Indicateurs de la traite des personnes à des fins de travail forcé

Mon Histoire : [Les trafiquants] m’ont dit que j’allais recevoir un chèque de paye toutes les deux semaines et mon contrat indiquait 12, 15 $ l’heure. Alors, j’étais vraiment très contente de savoir que j’allais gagner un salaire. Ils m’ont dit également que je devrais payer 80$ pour obtenir mon chèque de paye et que je devrais payer 400$ toutes les semaines. Je ne pouvais rien leur dire à cause de la langue et parce que je ne voulais pas retourner en Amérique latine; c’est une situation horrible et j’ai très peur d’y retourner. Je ne pouvais rien faire, je ne connaissais personne, j’étais malheureuse et j’avais peur. – ClaraAu Canada, des hommes, des femmes et des enfants peuvent être recrutés par des individus ou des bureaux de placement qui réclament des frais exorbitants pour des demandes de visa ou le transport. Les personnes victimes de traite internationale peuvent entrer au Canada légalement, par exemple avec un visa de touriste ou d'étudiant, ou elles peuvent entrer au Canada en utilisant des documents faux ou falsifiés.

Les personnes victimes de la traite à des fins de travail forcé peuvent travailler à peu près n'importe où : dans des endroits légitimes, comme une ferme, une usine de transformation des aliments, une usine de technologie, un chantier de construction ou un hôtel, ou dans des environnements illégaux, comme un laboratoire de drogues. Elles peuvent être hautement qualifiées, mais ne pas travailler dans leur domaine de compétence. Elles peuvent recevoir un salaire faible voire aucun, alors que d'autres doivent remettre la totalité ou une grande partie de leurs gains aux trafiquants. Elles peuvent subir des menaces de violence et des menaces d'expulsion de la part de leurs trafiquants.

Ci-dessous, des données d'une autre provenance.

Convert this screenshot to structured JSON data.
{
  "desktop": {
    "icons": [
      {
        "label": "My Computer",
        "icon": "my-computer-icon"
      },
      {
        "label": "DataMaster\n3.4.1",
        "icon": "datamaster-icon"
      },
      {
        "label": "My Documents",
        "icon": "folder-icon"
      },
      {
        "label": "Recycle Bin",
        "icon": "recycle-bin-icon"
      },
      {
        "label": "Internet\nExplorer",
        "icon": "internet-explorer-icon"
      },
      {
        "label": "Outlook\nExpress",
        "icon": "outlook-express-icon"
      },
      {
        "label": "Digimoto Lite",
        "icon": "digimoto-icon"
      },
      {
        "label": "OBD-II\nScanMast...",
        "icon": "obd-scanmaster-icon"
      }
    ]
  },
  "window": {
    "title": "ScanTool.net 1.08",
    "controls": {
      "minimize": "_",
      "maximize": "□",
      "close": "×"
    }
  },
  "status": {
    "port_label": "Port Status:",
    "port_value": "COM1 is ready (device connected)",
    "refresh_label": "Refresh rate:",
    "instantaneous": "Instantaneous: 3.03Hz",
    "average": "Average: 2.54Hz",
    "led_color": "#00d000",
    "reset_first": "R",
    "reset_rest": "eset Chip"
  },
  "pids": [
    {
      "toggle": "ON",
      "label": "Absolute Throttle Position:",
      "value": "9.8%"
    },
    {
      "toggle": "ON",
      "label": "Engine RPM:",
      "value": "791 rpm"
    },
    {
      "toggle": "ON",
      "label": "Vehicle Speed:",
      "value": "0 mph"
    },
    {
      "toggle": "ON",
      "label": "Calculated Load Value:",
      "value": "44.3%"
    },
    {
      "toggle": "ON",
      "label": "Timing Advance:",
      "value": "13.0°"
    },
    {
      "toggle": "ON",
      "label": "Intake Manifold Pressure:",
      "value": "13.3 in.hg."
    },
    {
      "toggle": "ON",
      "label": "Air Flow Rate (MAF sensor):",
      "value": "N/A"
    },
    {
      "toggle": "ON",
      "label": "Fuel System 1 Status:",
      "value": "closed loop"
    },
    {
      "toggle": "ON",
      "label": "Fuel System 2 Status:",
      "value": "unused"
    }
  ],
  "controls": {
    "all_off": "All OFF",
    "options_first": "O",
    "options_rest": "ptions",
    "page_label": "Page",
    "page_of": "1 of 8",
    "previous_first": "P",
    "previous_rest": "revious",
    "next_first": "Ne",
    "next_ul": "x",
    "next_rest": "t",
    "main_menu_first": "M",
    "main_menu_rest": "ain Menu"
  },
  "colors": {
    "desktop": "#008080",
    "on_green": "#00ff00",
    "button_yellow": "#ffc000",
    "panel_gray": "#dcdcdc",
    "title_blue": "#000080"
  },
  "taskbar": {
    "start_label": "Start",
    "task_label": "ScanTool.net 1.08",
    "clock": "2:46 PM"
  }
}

Écoutez l'audio suivante dans laquelle le professeur Benjamin Perrin parle des indicateurs de la traite des personnes liée au travail forcé.

Indicateurs de travail forcé. Benjamin Perrin, Professeur adjoint, faculté de droit, Université de la Colombie-Britannique

Drapeau rouge – Indicateurs de la traite des personnes aux fins de travail forcé. Vous apprenez ou soupçonnez que la personne : habite et travaille au même endroit, peut-être avec plusieurs autres personnes; habite dans un endroit inadapté, qui ne répond pas aux normes, par exemple, un sous-sol, une vieille grange ou un hangar; travaille pendant de très longues heures – plus de huit heures par jour ou plus de cinq jours par semaine; travaille dans des conditions insalubres ou dangereuses; n’a pas de contrat pour le travail qu’elle fait ou a été forcée de signer un contrait illégal; ne peut pas quitter son emploi actuel, mais ne bit pas pourquoi; ne reçoit aucun salaire ou reçoit moins que la salaire minimum pour son travail; est tenue de verser une partie de ses revenus à quelqu’un d’autre; n’a droit à aucun avantage lié à son travail, comme des congés de maladie ou des heures supplémentaires; se fait retenir des amendes sur son salaire si elle fait quelque chose de mal; se fait retenir des frais de nourriture, de logement, de transport et d’achat d’outils sur son salaire. Vous pouvez aussi remarquer que la personne : ne porte ni vêtement ni équipement de protection approprié pour son travail; par exemple, des bottines à embout d’acier et un casque pour une personne qui travaille sur un chantier; est qualifiée pour un emploi donné, mais en occupe un autre – par exemple, un plombier qualifié qui débroussaille dans la forêt. Si vous vous rendez sur un lieu de travail, vous pouvez constater : l’absence d’avis de santé et de sécurité sur les murs; l’absence d’équipement de santé et de sécurité.